Blogs > Steve Hochstadt > Play Ball, Jackie

May 6, 2013

Play Ball, Jackie





Credit: LOOK Magazine, 1954.

I grew up in a Brooklyn Dodgers family. I loved Duke Snider, Carl Furillo, and Pee Wee Reese. I rooted for the Dodgers when they were “Da Bums”, when they lost three World Series before I was five years old, all to the Yankees. So of course I loved Jackie Robinson.

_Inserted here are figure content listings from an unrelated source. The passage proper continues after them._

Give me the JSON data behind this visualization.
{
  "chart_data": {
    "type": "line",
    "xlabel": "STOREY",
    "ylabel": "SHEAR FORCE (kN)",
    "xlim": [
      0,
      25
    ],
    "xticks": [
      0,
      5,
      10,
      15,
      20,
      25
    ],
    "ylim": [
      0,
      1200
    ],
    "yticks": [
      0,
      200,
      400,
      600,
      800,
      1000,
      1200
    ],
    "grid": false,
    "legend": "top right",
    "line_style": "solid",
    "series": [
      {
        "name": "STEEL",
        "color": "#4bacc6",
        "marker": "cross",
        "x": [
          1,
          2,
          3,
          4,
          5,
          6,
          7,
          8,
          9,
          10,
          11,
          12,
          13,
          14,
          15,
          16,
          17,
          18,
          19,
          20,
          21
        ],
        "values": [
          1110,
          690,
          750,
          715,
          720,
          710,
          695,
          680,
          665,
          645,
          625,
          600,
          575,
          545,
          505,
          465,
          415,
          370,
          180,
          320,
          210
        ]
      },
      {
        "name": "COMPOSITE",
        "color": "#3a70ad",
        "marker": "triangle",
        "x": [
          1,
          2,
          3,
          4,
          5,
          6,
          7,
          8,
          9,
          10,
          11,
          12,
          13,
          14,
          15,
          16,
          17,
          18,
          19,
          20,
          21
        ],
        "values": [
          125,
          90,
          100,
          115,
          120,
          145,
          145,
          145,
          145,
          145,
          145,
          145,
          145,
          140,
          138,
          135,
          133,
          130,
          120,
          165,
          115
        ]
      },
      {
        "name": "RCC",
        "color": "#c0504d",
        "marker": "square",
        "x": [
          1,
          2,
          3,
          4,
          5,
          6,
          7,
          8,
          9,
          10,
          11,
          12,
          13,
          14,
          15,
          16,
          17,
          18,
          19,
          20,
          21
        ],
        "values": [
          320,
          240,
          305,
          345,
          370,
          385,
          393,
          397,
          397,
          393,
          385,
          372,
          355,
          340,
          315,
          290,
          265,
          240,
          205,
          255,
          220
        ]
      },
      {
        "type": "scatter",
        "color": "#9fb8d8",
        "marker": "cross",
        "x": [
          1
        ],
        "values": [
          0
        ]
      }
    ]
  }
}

Robinson’s historic first season in major league baseball was 1947. By the time I was born the next summer, Roy Campanella was catching for the Dodgers, and Larry Doby and Satchel Paige were playing for the Cleveland Indians. When I was old enough for my father to take me to Ebbets Field, when the Dodgers at last won their first World Series in 1955, the best black man on the Dodgers was the pitcher Don Newcombe, with a 20-5 record. The best black man in baseball was Willie Mays of the hated New York Giants, who won both National League MVP and the Hickok Belt as best professional athlete in 1954, and who led the league in homers in 1955.

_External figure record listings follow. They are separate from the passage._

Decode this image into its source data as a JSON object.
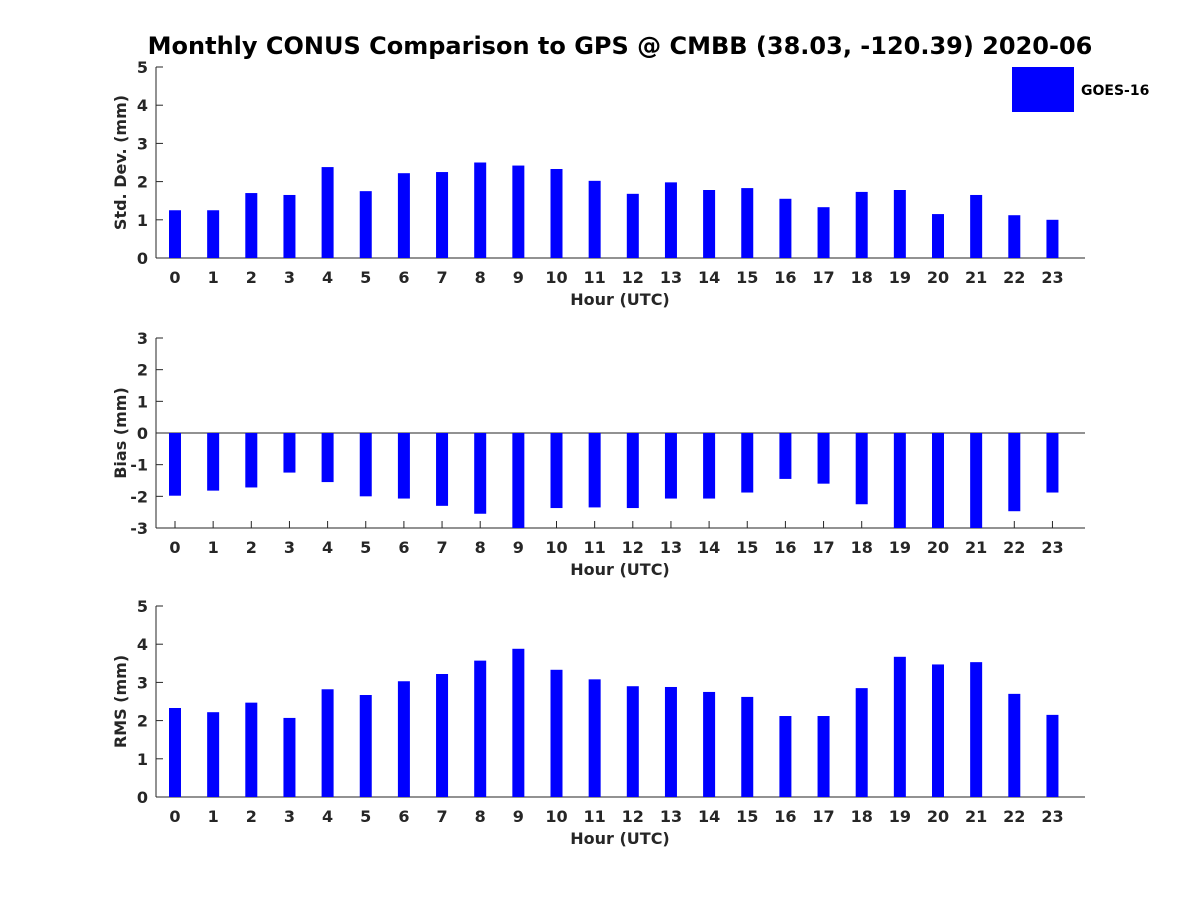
{
  "chart_data": {
    "title": "Monthly CONUS Comparison to GPS @ CMBB (38.03, -120.39) 2020-06",
    "legend": {
      "label": "GOES-16",
      "color": "#0000ff",
      "placement": "top-right"
    },
    "xlabel": "Hour (UTC)",
    "categories": [
      "0",
      "1",
      "2",
      "3",
      "4",
      "5",
      "6",
      "7",
      "8",
      "9",
      "10",
      "11",
      "12",
      "13",
      "14",
      "15",
      "16",
      "17",
      "18",
      "19",
      "20",
      "21",
      "22",
      "23"
    ],
    "panels": [
      {
        "type": "bar",
        "ylabel": "Std. Dev. (mm)",
        "ylim": [
          0,
          5
        ],
        "yticks": [
          "0",
          "1",
          "2",
          "3",
          "4",
          "5"
        ],
        "series": [
          {
            "name": "GOES-16",
            "values": [
              1.25,
              1.25,
              1.7,
              1.65,
              2.38,
              1.75,
              2.22,
              2.25,
              2.5,
              2.42,
              2.33,
              2.02,
              1.68,
              1.98,
              1.78,
              1.83,
              1.55,
              1.33,
              1.73,
              1.78,
              1.15,
              1.65,
              1.12,
              1.0
            ]
          }
        ]
      },
      {
        "type": "bar",
        "ylabel": "Bias (mm)",
        "ylim": [
          -3,
          3
        ],
        "yticks": [
          "-3",
          "-2",
          "-1",
          "0",
          "1",
          "2",
          "3"
        ],
        "series": [
          {
            "name": "GOES-16",
            "values": [
              -1.98,
              -1.82,
              -1.72,
              -1.25,
              -1.55,
              -2.0,
              -2.07,
              -2.3,
              -2.55,
              -3.0,
              -2.37,
              -2.35,
              -2.37,
              -2.07,
              -2.07,
              -1.88,
              -1.45,
              -1.6,
              -2.25,
              -3.0,
              -3.0,
              -3.0,
              -2.47,
              -1.88
            ]
          }
        ]
      },
      {
        "type": "bar",
        "ylabel": "RMS (mm)",
        "ylim": [
          0,
          5
        ],
        "yticks": [
          "0",
          "1",
          "2",
          "3",
          "4",
          "5"
        ],
        "series": [
          {
            "name": "GOES-16",
            "values": [
              2.33,
              2.22,
              2.47,
              2.07,
              2.82,
              2.67,
              3.03,
              3.22,
              3.57,
              3.88,
              3.33,
              3.08,
              2.9,
              2.88,
              2.75,
              2.62,
              2.12,
              2.12,
              2.85,
              3.67,
              3.47,
              3.53,
              2.7,
              2.15
            ]
          }
        ]
      }
    ]
  }
}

They were great players, but Jackie Robinson was an icon in my New York Jewish home. I don’t know for sure why my parents revered him. They rarely made political pronouncements. They didn’t belong to any organizations. There were no black people in our all-white suburb to be friends with. It’s too late to ask them why they hated racism.

Maybe it was my father’s experience with Nazis in Vienna. Many Jews identified with African Americans as victims of brutal prejudice. Like Ben Chapman, the foul-mouthed Philadelphia manager, racists were usually also anti-Semites. “There are hundreds of stories that Jews have written about how important Jackie Robinson was to Jews in Brooklyn,” said Rebecca Alpert, professor of religion and women's studies at Temple University, who wrote Out of Left Field: Jews and Black Baseball, and who grew up, like I did, near Ebbets Field. Robinson returned the favor and later condemned the anti-Semitism of some black nationalists in the 1960s.

The new film 42 shows us many hard truths about how Robinson broke through baseball’s color line. Both he and Dodgers’ general manager Branch Rickey, who was sixty-six in 1947, had spent years preparing for the April day when Robinson took the field for the Dodgers. Robinson was a mature married man of twenty-eight, who had already experienced and fought against discrimination in college sports and in the Army. Rickey was one of the remarkable white men who risked their careers, and were threatened with death, because they believed in equality for blacks. He had played professional baseball and football, coached at two small colleges, and become the most innovative baseball executive by creating the farm system and the first real spring training facility. Rickey had been talking with the Dodgers organization about drafting a black player since 1943.

But 42 leaves a lot out. Other African Americans helped Jackie get through that first year. He had met Joe Louis, the boxing champion, in the Army, and Louis’s protests helped him gain entrance to Officer Candidate School. Robinson and Doby often spoke on the phone during their first year in baseball. Robinson fought for the rights of African Americans on the field and off. He stole home nineteen times and criticized segregated hotels and restaurants.

The film leaves out Bill Mardo, a white sportswriter for The Daily Worker, a Communist newspaper in New York, who had waged a public campaign to integrate baseball since 1942, asking New York fans to urge their teams to sign Negro League players. Mardo was also there in Florida as Robinson tried out for the Montreal Royals in 1946.

Watching 42, it’s easy to hate racism and racists. The director of 42 made the unusual choice to include the entire national anthem: Jackie Robinson and Branch Rickey become the real Americans, who are “decent-minded”, while Ben Chapman and the white fans who screamed at Jackie are the un-American villains. Like black people, Jews and other minorities in the 1940s, racists are now the despised “other.” Even racists deny being racists before spewing some stupid, hateful remark about Michelle Obama’s clothes or her husband’s birthplace.

Hollywood makes everything simple, but racism is never easy to deal with. American racism wasn’t defeated in 1947, or in the 1960s, or with Obama’s re-election. Many racists are obviously jerks, like Ben Chapman, but some of our neighbors, and some of our political leaders, have never been cured of the racist disease.

I don’t know how my parents’ political views, our family’s history during the Holocaust, rooting for the Brooklyn Dodgers, and Jackie’s own nobility and fearless civil rights activism mixed together to make me hate racism. We all have our own trajectories of fate and chance and education, bringing us to important decisions that define our character. Jackie Robinson, like Rosa Parks and many others, endured terrible injustice to make our nation more just. They challenge us to find the better angels of our nature.